Homeless che vivono in discariche quasi fatate, all'interno delle quali si sono costruiti delle case fatte di giocattoli rotti e, non lontani da loro, disoccupati che cercano amorevolmente di tirare su le proprie figlie tenendole lontane dalla droga. Non mancano eccentrici cantanti gotho che mettono in musica, in un parcheggio accanto a una pompa di benzina, tutto il loro disprezzo per la società consumistica, vestiti come se volessero emulare un ibrido fra i Kiss e Diamanda Galas.
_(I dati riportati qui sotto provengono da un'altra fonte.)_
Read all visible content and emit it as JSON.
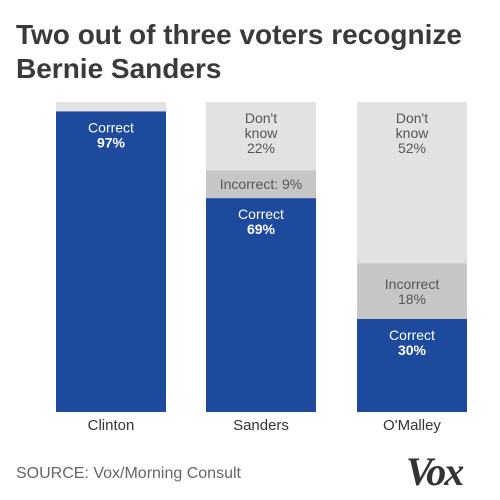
{
  "chart_data": {
    "type": "bar",
    "title": "Two out of three voters recognize Bernie Sanders",
    "categories": [
      "Clinton",
      "Sanders",
      "O'Malley"
    ],
    "stacked": true,
    "ylim": [
      0,
      100
    ],
    "series": [
      {
        "key": "correct",
        "values": [
          97,
          69,
          30
        ],
        "labels": [
          [
            "Correct",
            "97%"
          ],
          [
            "Correct",
            "69%"
          ],
          [
            "Correct",
            "30%"
          ]
        ],
        "color": "#1d4a9c"
      },
      {
        "key": "incorrect",
        "values": [
          0,
          9,
          18
        ],
        "labels": [
          [],
          [
            "Incorrect: 9%"
          ],
          [
            "Incorrect",
            "18%"
          ]
        ],
        "color": "#c6c6c6"
      },
      {
        "key": "dont_know",
        "values": [
          3,
          22,
          52
        ],
        "labels": [
          [],
          [
            "Don't",
            "know",
            "22%"
          ],
          [
            "Don't",
            "know",
            "52%"
          ]
        ],
        "color": "#e2e2e2"
      }
    ]
  },
  "source": "SOURCE: Vox/Morning Consult",
  "logo": "Vox"
}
E neppure junkies che disquisiscono sulla qualità della droga, prostitute, registi pornografici amatoriali e piccoli delinquenti.
Navajazo, che letteralmente significa "colpo di rasoio" o "ferita che non si può rimarginare", si distacca però da quelli che sono i canoni del genere documentaristico perché propone le storie dei suoi protagonisti senza un filtro etico a livello audio-visivo, rendendo non solo le loro vite "molto umane" ma, nel contempo anche "disumane". Un paradosso percettivo e narrativo che si esprime maggiormente nelle scene di quella che potrebbe essere definita "gioia", dove cioè si balla e si canta, e dove questi personaggi, nonostante la realtà nella quale vivano, trovino il modo di esprimere qualcosa che sembra un briciolo di felicità o riescano a definire cosa è per loro l'amore e se ci credano o meno.
Una deformazione di un cinema vérité con macchina a mano sgraziata, crudele, con momenti di riflessione anche televisiva sul trash che sgorga da piccolo schermo e che non mancherà di farvi sentire addosso una sensazione di grottesca bizzarria.
Il limite di Navajazo, come già accade per molti documentari, è nell'incapacità di queste - seppur perfette - opere di trovare una loro distribuzione e resistere per l'interesse degli spettatori più curiosi. Per il resto, Silva è meritevole del Leopardo d'Oro attribuitogli dal Festival di Locarno come regista del presente per aver saputo ricamare assieme, con uno stile raffinato nonostante l'asprezza delle immagini, esistenze povere, inquinate, che si limitano a sopravvivere negli opprimenti bassi del suburbio cittadino messicano.